PARTICULATE EMISSIONS FROM WIND EROSION: PROCESSES, ASSESSMENT, AND CONTROL
Location: Engineering and Wind Erosion Research Unit
Title: Soil aggregate stability as affected by clay mineralogy and polyacrylamide addition
Submitted to: ASA-CSSA-SSSA Annual Meeting Abstracts
Publication Type: Abstract Only
Publication Acceptance Date: June 26, 2008
Publication Date: October 5, 2008
Citation: Mamedov, A.I., Levy, G., Skidmore, E.L., Huang, C., Norton, L.D. 2008. Soil aggregate stability as affected by clay mineralogy and polyacrylamide addition. Celebration the International Year of Planet Earth. The Geological Society of America, Soil Science Society of America - American Society of Agronomy - Crop Science Society of America and Gulf Coast Association of Geological Societies (GSA, SSSA-ASA-CSSA, GCAGS) 2008 Joint Annual Meeting Abstracts, October 5-9, 2008, Houston, Texas. 2008 CDROM.
The addition of polyacrylamide (PAM) to soil leads to stabilization of existing aggregates and improved bonding between, and aggregation of adjacent soil particles However, the dependence of PAM efficacy as an aggregate stabilizing agent on soil-clay mineralogy has not been studied. Sixteen soil samples with predominantly smectitic, illitic or kaolinitic clay mineralogy having loam or clay texture, were studied. Aggregate stability of non-treated or treated with an anionic high-molecular-weight PAM was determined using the high energy moisture characteristic (HEMC) method using deionized water. In this method, the wetting process of the aggregates is accurately controlled, and the energy of hydration and entrapped air are the main forces responsible for aggregate breakdown. An index of aggregate susceptibility to slaking termed stability ratio (SR), is commonly obtained by quantifying differences in the moisture characteristic curves (at 0-500 mm tension) for fast and slow wetting.
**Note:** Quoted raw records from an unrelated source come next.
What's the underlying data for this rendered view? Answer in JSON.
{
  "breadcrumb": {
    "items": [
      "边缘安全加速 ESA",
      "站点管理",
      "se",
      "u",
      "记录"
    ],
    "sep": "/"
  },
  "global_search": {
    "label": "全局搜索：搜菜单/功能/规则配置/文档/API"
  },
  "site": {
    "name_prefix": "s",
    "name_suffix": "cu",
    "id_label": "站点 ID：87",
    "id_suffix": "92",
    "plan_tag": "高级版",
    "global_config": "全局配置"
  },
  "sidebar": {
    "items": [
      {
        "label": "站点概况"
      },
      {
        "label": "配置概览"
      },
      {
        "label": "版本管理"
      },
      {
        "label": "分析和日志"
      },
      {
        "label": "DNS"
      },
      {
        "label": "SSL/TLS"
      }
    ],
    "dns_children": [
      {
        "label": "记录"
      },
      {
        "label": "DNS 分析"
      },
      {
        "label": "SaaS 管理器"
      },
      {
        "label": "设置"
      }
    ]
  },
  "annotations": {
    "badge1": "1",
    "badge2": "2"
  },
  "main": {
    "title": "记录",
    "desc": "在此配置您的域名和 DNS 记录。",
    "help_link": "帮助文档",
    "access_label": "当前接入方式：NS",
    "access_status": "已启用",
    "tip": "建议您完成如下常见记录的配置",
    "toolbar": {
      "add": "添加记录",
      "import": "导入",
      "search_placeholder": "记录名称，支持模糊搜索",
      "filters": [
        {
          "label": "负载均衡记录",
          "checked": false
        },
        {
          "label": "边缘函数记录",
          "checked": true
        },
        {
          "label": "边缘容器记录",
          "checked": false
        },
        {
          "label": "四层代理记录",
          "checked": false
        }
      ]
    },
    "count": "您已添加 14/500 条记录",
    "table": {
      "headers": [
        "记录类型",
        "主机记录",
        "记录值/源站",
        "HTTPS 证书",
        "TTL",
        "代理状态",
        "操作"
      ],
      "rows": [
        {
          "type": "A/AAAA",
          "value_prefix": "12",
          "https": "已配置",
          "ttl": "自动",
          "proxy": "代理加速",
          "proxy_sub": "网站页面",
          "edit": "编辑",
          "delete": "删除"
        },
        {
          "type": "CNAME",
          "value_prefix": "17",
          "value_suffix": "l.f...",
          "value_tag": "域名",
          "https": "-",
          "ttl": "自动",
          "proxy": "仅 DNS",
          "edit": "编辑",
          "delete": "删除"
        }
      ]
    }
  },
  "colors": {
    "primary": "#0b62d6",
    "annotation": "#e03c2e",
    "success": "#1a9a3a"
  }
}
In the current study the SR of the PAM- treated aggregates was obtained from the differences in the moisture characteristic curves of the fast wetted PAM- treated aggregates and those of the non-treated aggregates. For the non- treated aggregates the SR ranged from 0.240 to 0.800. Generally, SR increased in the order of smectitic<illitic<mixed mineralogy<kaolinitic soils for these samples. In the PAM-treated aggregates the SR ranged from 5.1 to 1.05. The effectiveness of PAM in improving aggregate stability decreased in the order of smectitic>illitic>mixed mineralogy>kaolinitic samples. The results suggest that the less stable the aggregates the greater the effectiveness of PAM in increasing aggregates stability (i.e., smectitic vs. kaolinitic samples).